Friday, 30 September 2011

The Algerian writer Boualem Sansal - who is to be awarded the Peace Prize of the German Book Trade this year - recently gave an interview to a Swiss newspaper in which he had a few interesting things to say about Islam. I've translated a few extracts below.

In your novels you criticise Islamism and in "The Village of the German" [translated into English and published in the UK as An Unfinished Business/in the US as The German Mujahid] have even drawn parallels between Islamism and fascism in Europe. Can literature really change anything in matters such as these?

For me, Islamism is the ultimate evil. The Islamists claims to speak for God but, really, it's Satan they're hearing. But many people believe they can liberate themselves through Islam. When these people read books, and experience what another life could look like, perhaps it helps them to find a true liberation. A Muslim woman in a Muslim land, where she has no rights, cannot free herself. Because she's afraid and she believes these things herself. But when she reads about free women, she may find that wonderful, and it may inspire her. It's not just writers, though. All people can help by giving an example to others.

At the moment it looks as though there are huge changes in the Arab world; but you have already expressed yourself sceptically about this several times. Is the so-called Arab Spring really a first step to liberation?

The Arab Spring hasn't even begun yet. The true prison is not the dictatorship. The dictatorship is only the first wall, but behind that is the true prison, the high-security wing so to speak. That is the culture and the question of Islam. This problem hasn't been tackled yet and for that reason I say that the Arab Spring hasn't really begun yet. In Tunisia perhaps there is a small beginning, but no more. In Egypt there is no movement at all. The question of Islamism is unresolved, also the question of the Copts. There are 15 million Christians in the country, but according to the constitution Islam is the state religion there. So what about these 15 million? Are they not citizens? It will be interesting when there are elections in Libya or Tunisia or Egypt. If the Islamists win they will set up a dictatorship again, either a soft dictatorship like in Turkey or a dictatorship like in Iran. In the democrats win, there are several possibilities. In Egypt they might win thanks to the army. But that's not a real democracy. You'll see democrats going to the barracks to get their instructions. Perhaps it would be an intelligent military dictatorship. In Libya there's a threat of civil war and the division of the country. The regions in the south and east are not ripe for democracy culturally. Maybe the urban regions around Tripoli are. In Algeria, similarly, some regions are ripe for democracy, others not.
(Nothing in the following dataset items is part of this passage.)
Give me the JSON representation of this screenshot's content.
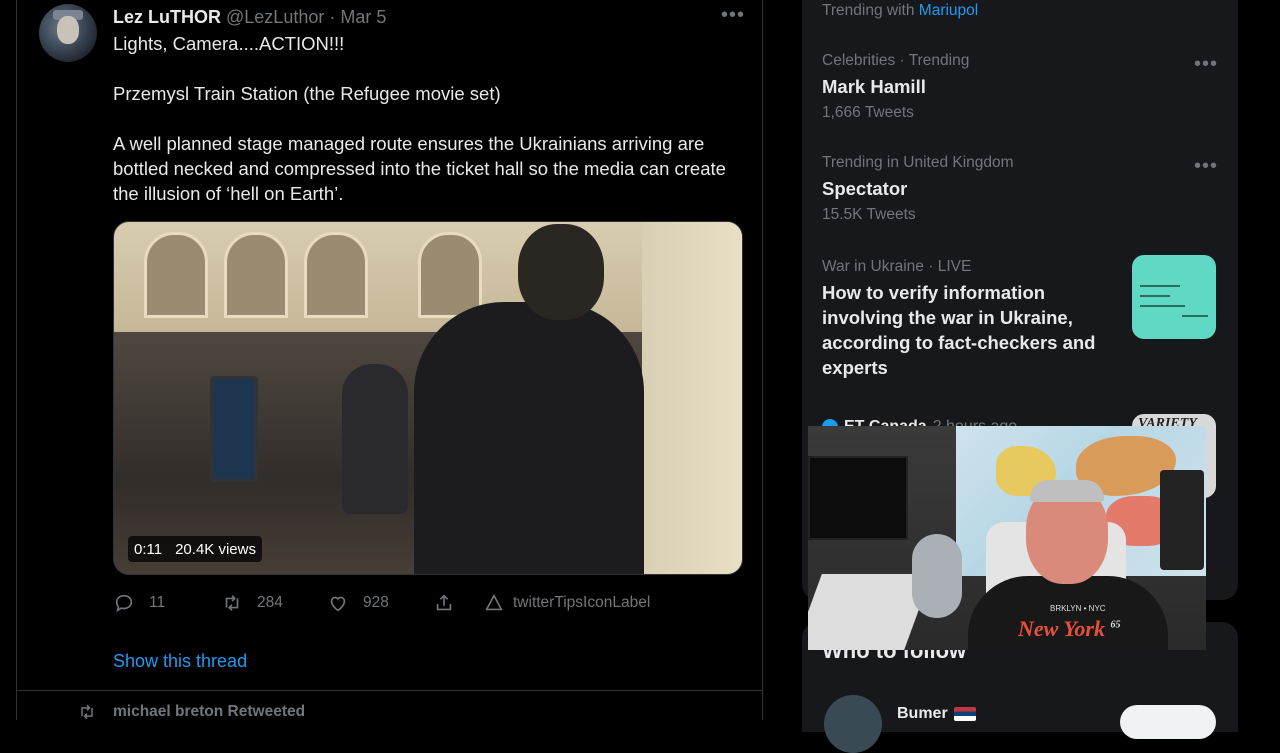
{
  "tweet": {
    "author_name": "Lez LuTHOR",
    "author_handle": "@LezLuthor",
    "separator": "·",
    "date": "Mar 5",
    "more": "•••",
    "lines": [
      "Lights, Camera....ACTION!!!",
      "Przemysl Train Station (the Refugee movie set)",
      "A well planned stage managed route ensures the Ukrainians arriving are",
      "bottled necked and compressed into the ticket hall so the media can create",
      "the illusion of ‘hell on Earth’."
    ],
    "video": {
      "duration": "0:11",
      "views": "20.4K views"
    },
    "actions": {
      "replies": "11",
      "retweets": "284",
      "likes": "928",
      "tips_label": "twitterTipsIconLabel"
    },
    "show_thread": "Show this thread",
    "retweeted_by": "michael breton Retweeted"
  },
  "sidebar": {
    "trending_with_prefix": "Trending with",
    "trending_with_link": "Mariupol",
    "trends": [
      {
        "meta": "Celebrities · Trending",
        "topic": "Mark Hamill",
        "count": "1,666 Tweets"
      },
      {
        "meta": "Trending in United Kingdom",
        "topic": "Spectator",
        "count": "15.5K Tweets"
      }
    ],
    "news": {
      "meta": "War in Ukraine · LIVE",
      "title": "How to verify information involving the war in Ukraine, according to fact-checkers and experts"
    },
    "next_news_source": "ET Canada",
    "next_news_time": "2 hours ago",
    "thumb2_logo": "VARIETY",
    "who_to_follow": "Who to follow",
    "follow_suggestion": "Bumer",
    "more": "•••"
  },
  "webcam": {
    "shirt_text": "New York",
    "shirt_top": "BRKLYN • NYC",
    "shirt_num": "65"
  },
  "colors": {
    "accent": "#1d9bf0",
    "background": "#000000",
    "panel": "#16181c",
    "muted": "#71767b"
  }
}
He expanded on the parallels between "Islamism" and Nazism in another interview.

Sansal: Young people in the Arab world know almost nothing about National Socialism and the Holocaust. In Algeria, the Second World War is on the curriculum, but the historical uniqueness of German fascism is not discussed. And the murder of millions of Jews and other people is not talked about at all.
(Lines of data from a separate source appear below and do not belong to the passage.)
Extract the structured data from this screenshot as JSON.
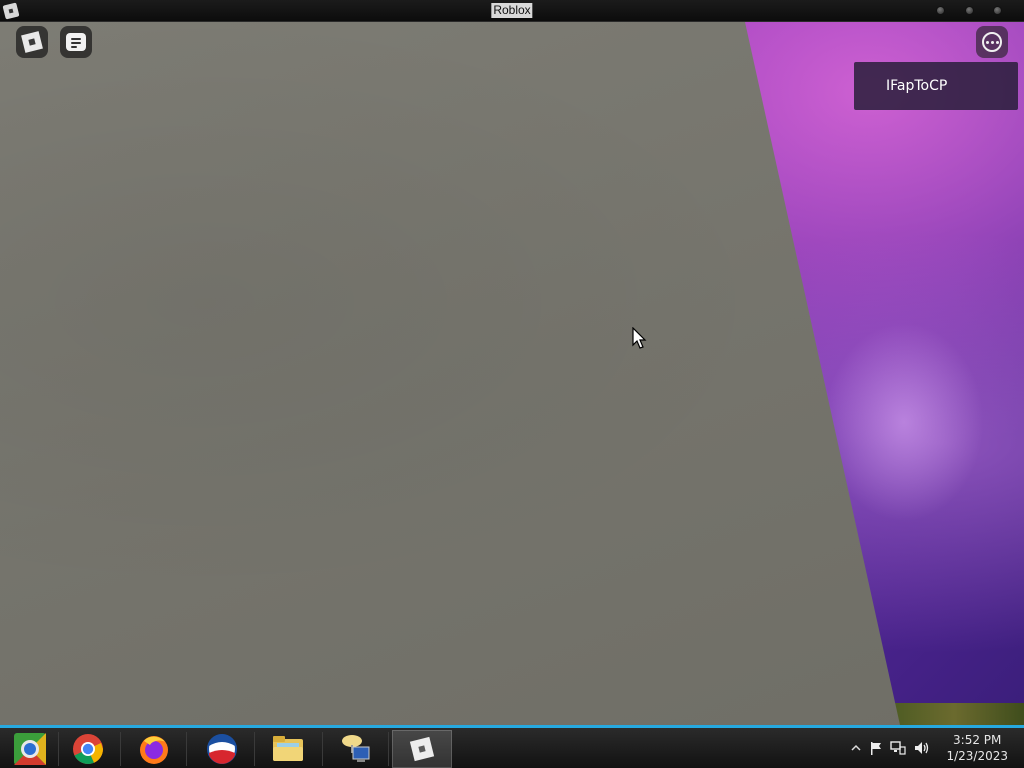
{
  "window": {
    "title": "Roblox"
  },
  "game": {
    "player_list": {
      "players": [
        "IFapToCP"
      ]
    },
    "buttons": {
      "menu_icon": "roblox-logo-icon",
      "chat_icon": "chat-icon",
      "more_icon": "more-options-icon"
    }
  },
  "taskbar": {
    "accent_color": "#26a9e0",
    "apps": [
      {
        "name": "Chromium",
        "icon": "chromium-icon"
      },
      {
        "name": "Google Chrome",
        "icon": "chrome-icon"
      },
      {
        "name": "Firefox",
        "icon": "firefox-icon"
      },
      {
        "name": "Pepsi",
        "icon": "pepsi-icon"
      },
      {
        "name": "File Explorer",
        "icon": "folder-icon"
      },
      {
        "name": "Network",
        "icon": "network-computer-icon"
      },
      {
        "name": "Roblox",
        "icon": "roblox-icon",
        "active": true
      }
    ],
    "tray": {
      "icons": [
        "show-hidden-arrow-icon",
        "action-center-flag-icon",
        "network-icon",
        "volume-icon"
      ],
      "time": "3:52 PM",
      "date": "1/23/2023"
    }
  }
}
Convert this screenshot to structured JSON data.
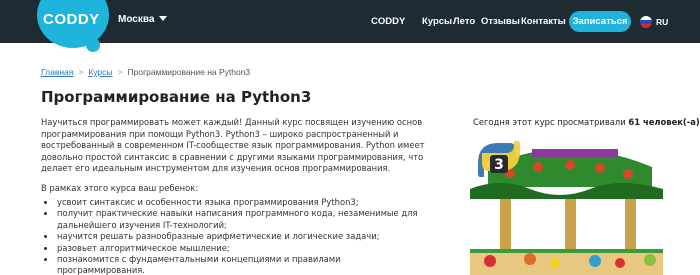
{
  "header": {
    "logo": "CODDY",
    "city": "Москва",
    "nav": [
      "CODDY",
      "Курсы",
      "Лето",
      "Отзывы",
      "Контакты"
    ],
    "signup_label": "Записаться",
    "language": "RU"
  },
  "breadcrumb": {
    "home": "Главная",
    "courses": "Курсы",
    "current": "Программирование на Python3"
  },
  "page": {
    "title": "Программирование на Python3",
    "description": "Научиться программировать может каждый! Данный курс посвящен изучению основ программирования при помощи Python3. Python3 – широко распространенный и востребованный в современном IT-сообществе язык программирования. Python имеет довольно простой синтаксис в сравнении с другими языками программирования, что делает его идеальным инструментом для изучения основ программирования.",
    "goals_intro": "В рамках этого курса ваш ребенок:",
    "goals": [
      "усвоит синтаксис и особенности языка программирования Python3;",
      "получит практические навыки написания программного кода, незаменимые для дальнейшего изучения IT-технологий;",
      "научится решать разнообразные арифметические и логические задачи;",
      "разовьет алгоритмическое мышление;",
      "познакомится с фундаментальными концепциями и правилами программирования."
    ]
  },
  "sidebar": {
    "views_prefix": "Сегодня этот курс просматривали",
    "views_count": "61 человек(-а)",
    "image_badge": "3"
  },
  "colors": {
    "header_bg": "#1e2b33",
    "accent": "#1fb4dc",
    "link": "#2a78b8"
  }
}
Nevertheless, it's important to address this, along with prejudices about Jews in Arab countries. When I was young, many people in Algeria didn't say simply "ihudi", they added "hachek", which means something like, "excuse me for uttering the word 'Jew'". A similar custom was followed when mentioning the wife of the man you were talking to. This habit has now largely died out, but it is still part of our history.

"In Algeria, the historical uniqueness of German fascism is not discussed. And the murder of millions of Jews and other people is not talked about at all," says Sansal
Your novel contains powerful descriptions of the sites where the horror unfolded, Auschwitz and Buchenwald. Did you visit them specially for the book?

Sansal: No, I had already been to Auschwitz before. My first wife was Czech; we visited Prague often and at some point I suggested we visited Poland for the weekend. My experiences there left a deep impression on me. Visiting Auschwitz is a huge personal test and I would not recommend anyone to delve too deep. It can really throw you into confusion, because all the convictions and values you have as a human being are shaken: belief in God, in humanity, everything. Nothing remains as it is.

In Algeria it's not yet possible to buy the book. Many Algerians who have managed to read it, as well as the Algerian population in France, have criticised it because it draws parallels between National Socialism and Islamism. Are you not exaggerating here? Islamism does not aim per se to eradicate or subjugate another race of people. And not all Islamists want to introduce Sharia law or hide women under veils.

Sansal: On the contrary! I have followed the development of Islamism from its beginnings to the present day and analysed its discourses. In my opinion there are enormous similarities, in every sense. There is the concept of conquering – the conquering of souls, but also of territories. And there is the idea of extermination, the extermination of all those who do not submit to the ideology of Islamism. To this extent I certainly do see parallels, and I believe we have to analyse National Socialism if we are to keep Islamism in check.